A mio parere non è stato rivalutato nella giusta misura. Ha conosciuto momenti bui e di forte sconforto nell’arco della sua carriera a causa del fallimento di alcuni suoi film, ma anche raccolto grandi consensi, in particolare con una delle pellicole che abbiamo fatto insieme, ossia Zombi 2, che è stato per ben tre settimane in testa al botteghino americano. Da lì ha poi spiccato il volo, penso ad esempio a un altro straordinario film fatto insieme come E tu vivrai nel terrore – L’aldilà.
D.: Nell’arco della tua lunghissima carriera c’è stato spazio anche per il passaggio dietro la macchina da presa. Ci parli di quelle esperienze da regista?
G.D.R.: Per natura non sono mai stato uno che si è tirato indietro, per questo non mi sono mai fossilizzato in un genere e ho sempre voluto provare cose difficili e diverse. Ho sempre avuto – e continuo ad averne – bisogno di adrenalina. Ed è proprio questa esigenza di misurarmi con qualcosa di diverso, mista a incoscienza, che mi ha spinto a passare dietro la macchina da presa. Devo dire che non sono particolarmente fiero di quei film [Cyborg, il guerriero d’acciaio e Killer Crocodile 2], che tra l’altro ritengo anche piuttosto brutti, ma comunque non avrò il rimpianto di non averci provato. Sono stati un favore che ho voluto fare al produttore Fabrizio De Angelis, che mi aveva dato la possibilità di fare Zombi 2. Aveva un contratto e un piccolo budget per fare questi due film. Un giorno è venuto da me a chiedermi se li volevo dirigere e l’ho fatto.

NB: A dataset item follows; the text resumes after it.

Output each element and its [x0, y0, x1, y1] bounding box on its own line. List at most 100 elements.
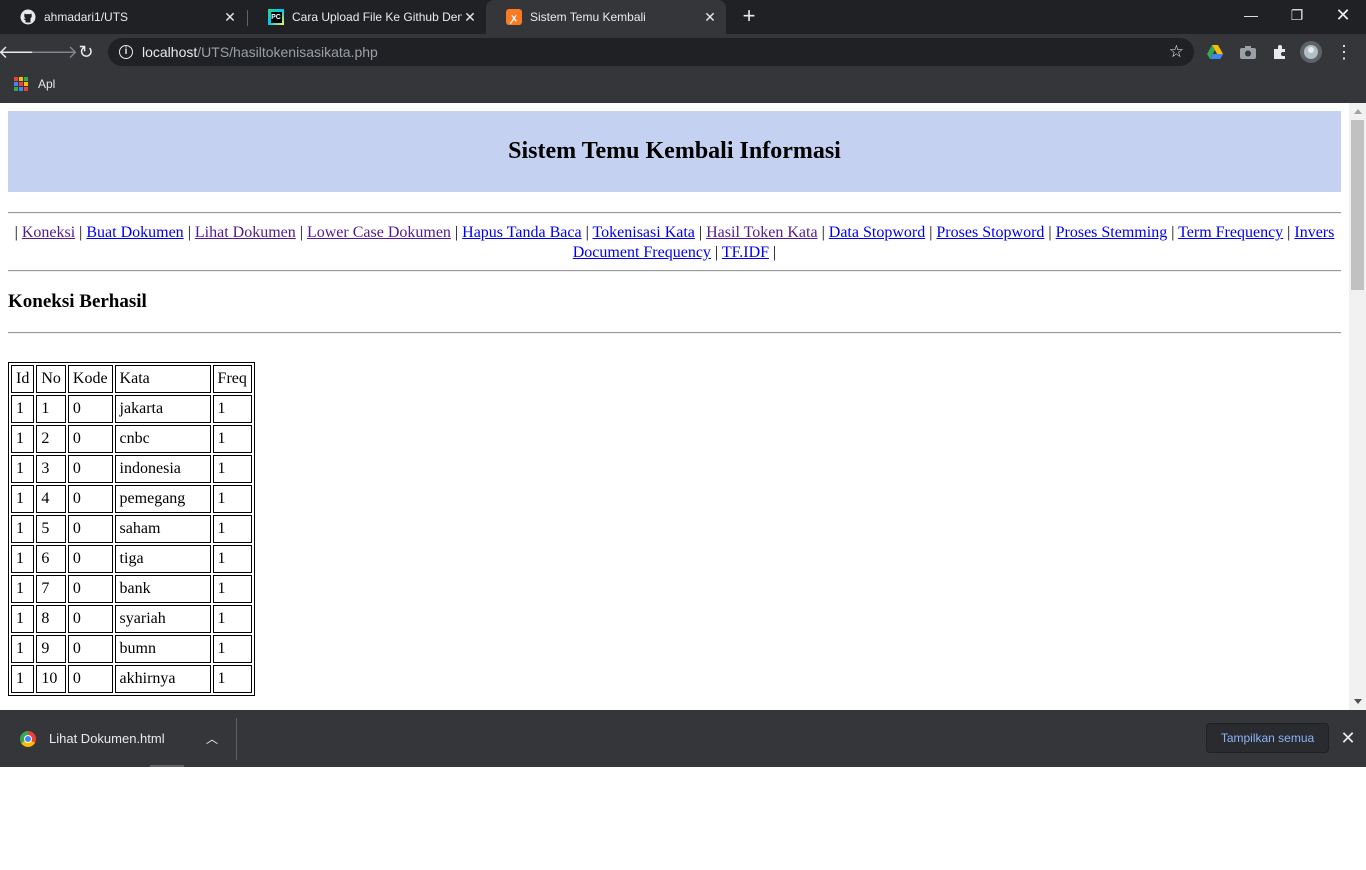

Sono sempre stato una persona riconoscente. Ad esempio, a Raffaella De Laurentiis devo il mio lancio internazionale con Dune di Lynch. Da quel momento qualsiasi cosa mi ha proposto l’ho accettata, per rinoscienza nei suoi confronti.
Devo dire che però il fallimento di quelle esperienze da regista non mi sono proprio andate giù, tanto che mi ero ripromesso di riprovarci non appena ci fossero stati i presupposti. Ora è giunto il momento del mio canto del cigno da regista. Ho deciso di tirare fuori dal cassetto una sceneggiatura di un horror dal titolo Acqua, fuoco, peste e carestia, con protagonisti quattro personaggi agghiaccianti che vengono condannati a morte e poi resuscitano per vendicarsi. Il film parla di una scolaresca che va in gita alle rovine della Villa di Plinio a Castel Fusano, vicino Roma. Una sera una coppietta svicola dal gruppo per andare a imboscarsi e trova una lapide. La notte seguente la coppietta con altri compagni di classe vanno a scavare nel luogo del ritrovamento e da lì avrà inizio l’inferno.